What is ShopBench
This is not a one-shot QA test. It is a continuous operating environment where inventory, cash, customer flow, weather, staff status, and events keep changing day by day.
It is designed to measure whether an agent can run a business over time, not just answer a single prompt well.
Model Task (What happens each day)
- Read the morning brief: weather, events, inventory, cash, staff, and in-transit orders.
- Use tools to make decisions: inspect data, restock, set prices, run promotions, assign shifts, launch marketing, etc.
- End the turn: when the model responds without tool calls, the day is settled automatically.
- Repeat for 30 days: this forms one complete benchmark run.
Available Decision Actions
- Information: inventory, financials, sales history, suppliers, weather, competitors, employee status.
- Operations: purchase goods, set price, run promotion, adjust hours, dispose inventory.

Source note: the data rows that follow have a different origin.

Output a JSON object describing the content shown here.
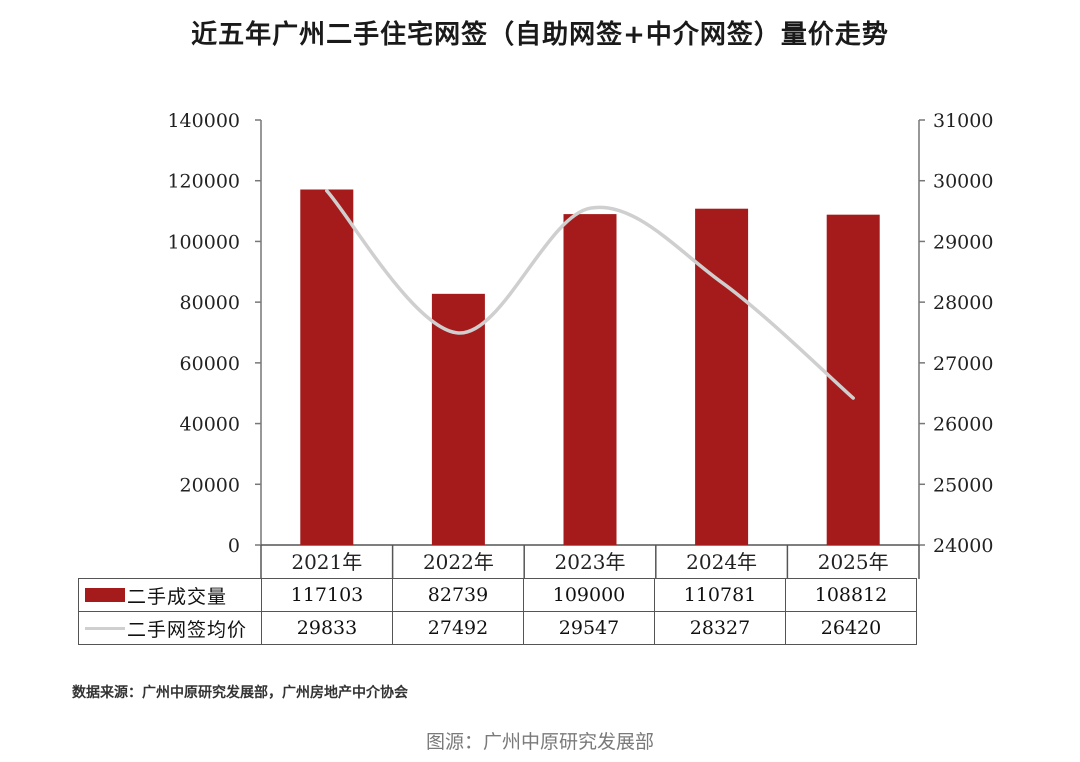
{
  "title": "近五年广州二手住宅网签（自助网签+中介网签）量价走势",
  "chart_data": {
    "type": "bar",
    "categories": [
      "2021年",
      "2022年",
      "2023年",
      "2024年",
      "2025年"
    ],
    "series": [
      {
        "name": "二手成交量",
        "type": "bar",
        "axis": "left",
        "color": "#a51a1a",
        "values": [
          117103,
          82739,
          109000,
          110781,
          108812
        ]
      },
      {
        "name": "二手网签均价",
        "type": "line",
        "axis": "right",
        "color": "#cfcfcf",
        "values": [
          29833,
          27492,
          29547,
          28327,
          26420
        ]
      }
    ],
    "y_left": {
      "lim": [
        0,
        140000
      ],
      "ticks": [
        "0",
        "20000",
        "40000",
        "60000",
        "80000",
        "100000",
        "120000",
        "140000"
      ]
    },
    "y_right": {
      "lim": [
        24000,
        31000
      ],
      "ticks": [
        "24000",
        "25000",
        "26000",
        "27000",
        "28000",
        "29000",
        "30000",
        "31000"
      ]
    },
    "grid": false,
    "legend": "data-table below chart"
  },
  "table": {
    "rows": [
      {
        "label": "二手成交量",
        "values": [
          "117103",
          "82739",
          "109000",
          "110781",
          "108812"
        ]
      },
      {
        "label": "二手网签均价",
        "values": [
          "29833",
          "27492",
          "29547",
          "28327",
          "26420"
        ]
      }
    ]
  },
  "source_note": "数据来源：广州中原研究发展部，广州房地产中介协会",
  "caption": "图源：广州中原研究发展部"
}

- Personnel: hire, fire, assign shift.
- Finance: take loan, repay loan.
- Strategy: negotiate supplier, upgrade store, launch marketing.
How Scoring Works (Core)
Score = final cash - starting cash - outstanding loans
In the current setup, end-of-run inventory is not counted toward the final score. The benchmark therefore rewards real cash conversion within the fixed 30-day window.
Three terms to distinguish:- Revenue scaling ability: how much sales volume the model can generate.
- Accounting gross profit: revenue minus COGS of sold items.
- Cash conversion ability: whether spending is converted back into cash in time.
What Capabilities It Evaluates
- Execution reliability: valid and consistent tool use with low error rate.
- Inventory and cash control: avoid overstocking and cash lock-up.
- Profit quality: improve net outcomes, not just top-line revenue.
- Stability over time: maintain robust decisions across many sequential days.
How to Reproduce Quickly
1) Run one benchmark simulation:
pnpm run:bench -- --model openai/gpt-5.3-codex --api-key <YOUR_KEY>
2) Start the web dashboard:
pnpm --filter @shopbench/web dev
Then open the site to view Leaderboard, Compare, Report, and Replay pages.